Because they voted for legislation like Senate Bill 4, the ban on sanctuary cities and they voted for legislation that preserves businesses’ rights to set their own bathroom policies free of government interference.
TAB rated both votes as “anti-business” and it’s not even a surprise.
Over the past several years, TAB has continued its march towards progressive causes – becoming little more than a coin operated lobby arm of the professional Left. Rather than champion pro-business policies, they’ve become paid stooges tasked with providing “business” window dressing for corporate welfare, amnesty, and leftist social policies.
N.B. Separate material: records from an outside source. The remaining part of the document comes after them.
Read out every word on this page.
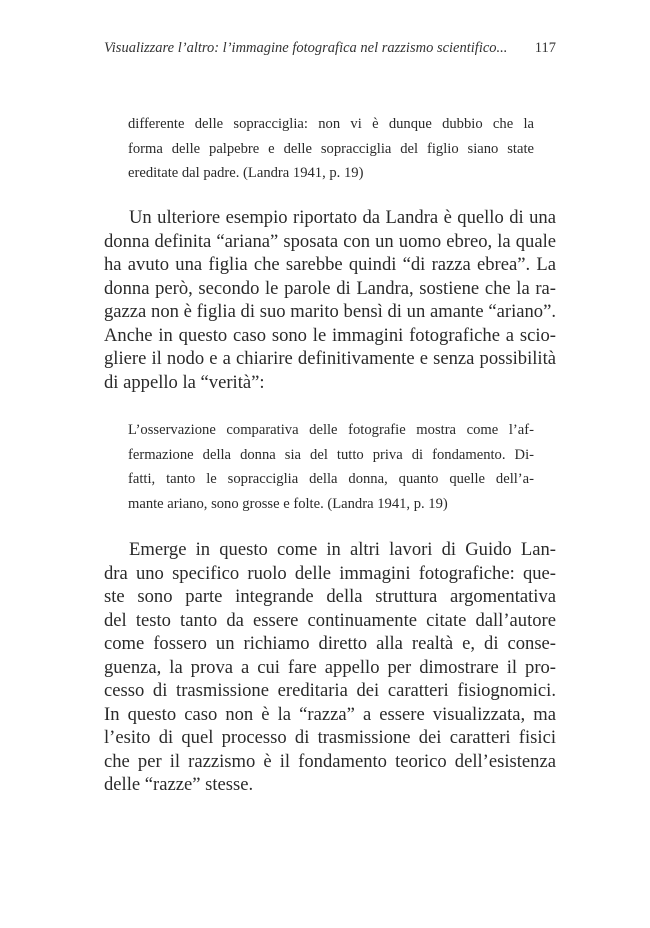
Visualizzare l’altro: l’immagine fotografica nel razzismo scientifico... 117
differente delle sopracciglia: non vi è dunque dubbio che la
forma delle palpebre e delle sopracciglia del figlio siano state
ereditate dal padre. (Landra 1941, p. 19)
Un ulteriore esempio riportato da Landra è quello di una
donna definita “ariana” sposata con un uomo ebreo, la quale
ha avuto una figlia che sarebbe quindi “di razza ebrea”. La
donna però, secondo le parole di Landra, sostiene che la ra-
gazza non è figlia di suo marito bensì di un amante “ariano”.
Anche in questo caso sono le immagini fotografiche a scio-
gliere il nodo e a chiarire definitivamente e senza possibilità
di appello la “verità”:
L’osservazione comparativa delle fotografie mostra come l’af-
fermazione della donna sia del tutto priva di fondamento. Di-
fatti, tanto le sopracciglia della donna, quanto quelle dell’a-
mante ariano, sono grosse e folte. (Landra 1941, p. 19)
Emerge in questo come in altri lavori di Guido Lan-
dra uno specifico ruolo delle immagini fotografiche: que-
ste sono parte integrande della struttura argomentativa
del testo tanto da essere continuamente citate dall’autore
come fossero un richiamo diretto alla realtà e, di conse-
guenza, la prova a cui fare appello per dimostrare il pro-
cesso di trasmissione ereditaria dei caratteri fisiognomici.
In questo caso non è la “razza” a essere visualizzata, ma
l’esito di quel processo di trasmissione dei caratteri fisici
che per il razzismo è il fondamento teorico dell’esistenza
delle “razze” stesse.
And according to documents leaked in August, TAB received $130,000 of its $200,000 campaign budget to oppose the Texas Privacy Act from national LGBT groups, including the Gill Foundation and the Human Rights Campaign. The group also received funding, presumably courtesy of taxpayers, from the cities of Austin, Dallas, and San Antonio. No Texas business contributed more than $15,000 to the effort.
The good news is that voters don’t fall for this kind of chicanery. Indeed, they rejected it last year when the Dallas and Fort Worth Chambers of Commerce tried a similar strategy.